For my non-geek readers (like you’d even still be reading), Kamailio allows phones to communicate with each other. Lots of phones. Think US Budget numbers. Kamailio does this in a way that is very efficient, very fast, and very stable — which is exactly what you need when deploying phone systems.

Of course Kamailio isn’t limited to phones… but we’ll talk about that another day.

Why Kamailio? What does Kamailio mean?

When I first started in VoIP, I used a product named OpenSER (SER stands for SIP Express Router). The product was actually a “fork” of the original SER started years earlier. OpenSER worked extremely well — and we used the product to handle 30k+ concurrent registrations, thousands of simultaneous calls, and blistering call set-up rates. The product worked. It worked well. It worked often. Color Fred impressed.

I tell you that story to tell you this story… sometimes open-source projects are a happy-happy-joy-joy group of people where disagreements are settled using skills learned from My Little Ponies. More often, it’s not. In 2008, the OpenSER project split (“forked”) in a very bad way. This was a very black/white, my side/your side, bloods/crips, Luke/Vader kind of split. You were one or the other… and many of us didn’t know where to go.

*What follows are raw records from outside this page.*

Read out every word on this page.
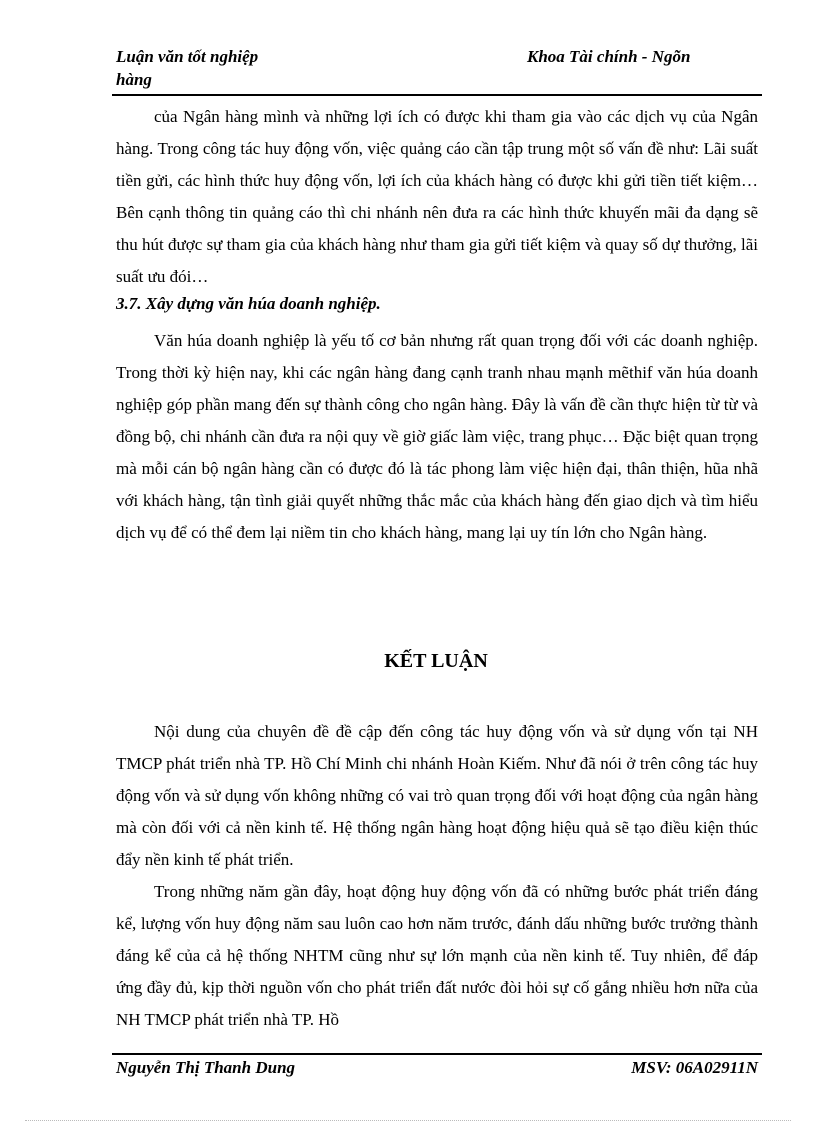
Luận văn tốt nghiệp
hàng
Khoa Tài chính - Ngõn

của Ngân hàng mình và những lợi ích có được khi tham gia vào các dịch vụ của Ngân hàng. Trong công tác huy động vốn, việc quảng cáo cần tập trung một số vấn đề như: Lãi suất tiền gửi, các hình thức huy động vốn, lợi ích của khách hàng có được khi gửi tiền tiết kiệm… Bên cạnh thông tin quảng cáo thì chi nhánh nên đưa ra các hình thức khuyến mãi đa dạng sẽ thu hút được sự tham gia của khách hàng như tham gia gửi tiết kiệm và quay số dự thưởng, lãi suất ưu đói…

3.7. Xây dựng văn húa doanh nghiệp.

Văn húa doanh nghiệp là yếu tố cơ bản nhưng rất quan trọng đối với các doanh nghiệp. Trong thời kỳ hiện nay, khi các ngân hàng đang cạnh tranh nhau mạnh mẽthif văn húa doanh nghiệp góp phần mang đến sự thành công cho ngân hàng. Đây là vấn đề cần thực hiện từ từ và đồng bộ, chi nhánh cần đưa ra nội quy về giờ giấc làm việc, trang phục… Đặc biệt quan trọng mà mỗi cán bộ ngân hàng cần có được đó là tác phong làm việc hiện đại, thân thiện, hũa nhã với khách hàng, tận tình giải quyết những thắc mắc của khách hàng đến giao dịch và tìm hiểu dịch vụ để có thể đem lại niềm tin cho khách hàng, mang lại uy tín lớn cho Ngân hàng.

KẾT LUẬN

Nội dung của chuyên đề đề cập đến công tác huy động vốn và sử dụng vốn tại NH TMCP phát triển nhà TP. Hồ Chí Minh chi nhánh Hoàn Kiếm. Như đã nói ở trên công tác huy động vốn và sử dụng vốn không những có vai trò quan trọng đối với hoạt động của ngân hàng mà còn đối với cả nền kinh tế. Hệ thống ngân hàng hoạt động hiệu quả sẽ tạo điều kiện thúc đẩy nền kinh tế phát triển.

Trong những năm gần đây, hoạt động huy động vốn đã có những bước phát triển đáng kể, lượng vốn huy động năm sau luôn cao hơn năm trước, đánh dấu những bước trưởng thành đáng kể của cả hệ thống NHTM cũng như sự lớn mạnh của nền kinh tế. Tuy nhiên, để đáp ứng đầy đủ, kịp thời nguồn vốn cho phát triển đất nước đòi hỏi sự cố gắng nhiều hơn nữa của NH TMCP phát triển nhà TP. Hồ

Nguyễn Thị Thanh Dung	MSV: 06A02911N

I talked to as many OpenSER users as possible. Many of whom I only knew by IRC handles or email; some were unsure, some were choosing one side, and some chose the other. In the end, I joined the side with the majority of people I respected in the industry… and haven’t looked back. The split, to this day, remains one of the ugliest I’ve seen in open-source projects— well at least with projects that I’ve been active.

Kamailio is the former OpenSER project. Kamailio, a Hawaiian word, means talk, to converse. Those that embrace Kamailio are Kamailians.

So, if you’re looking for an amazing SIP server that can handle all the traffic you can bring, can provide stability, and loves to work, look no further than Kamailio. It’s what you’ve been looking for. The consultants are friendly, professional, and reliable. Plus… we have cookies.

Congratulations on 10 years of SER and a huge thank you to all of the contributors to Kamailio — celebrating it’s 3rd year of drama free SIP serving.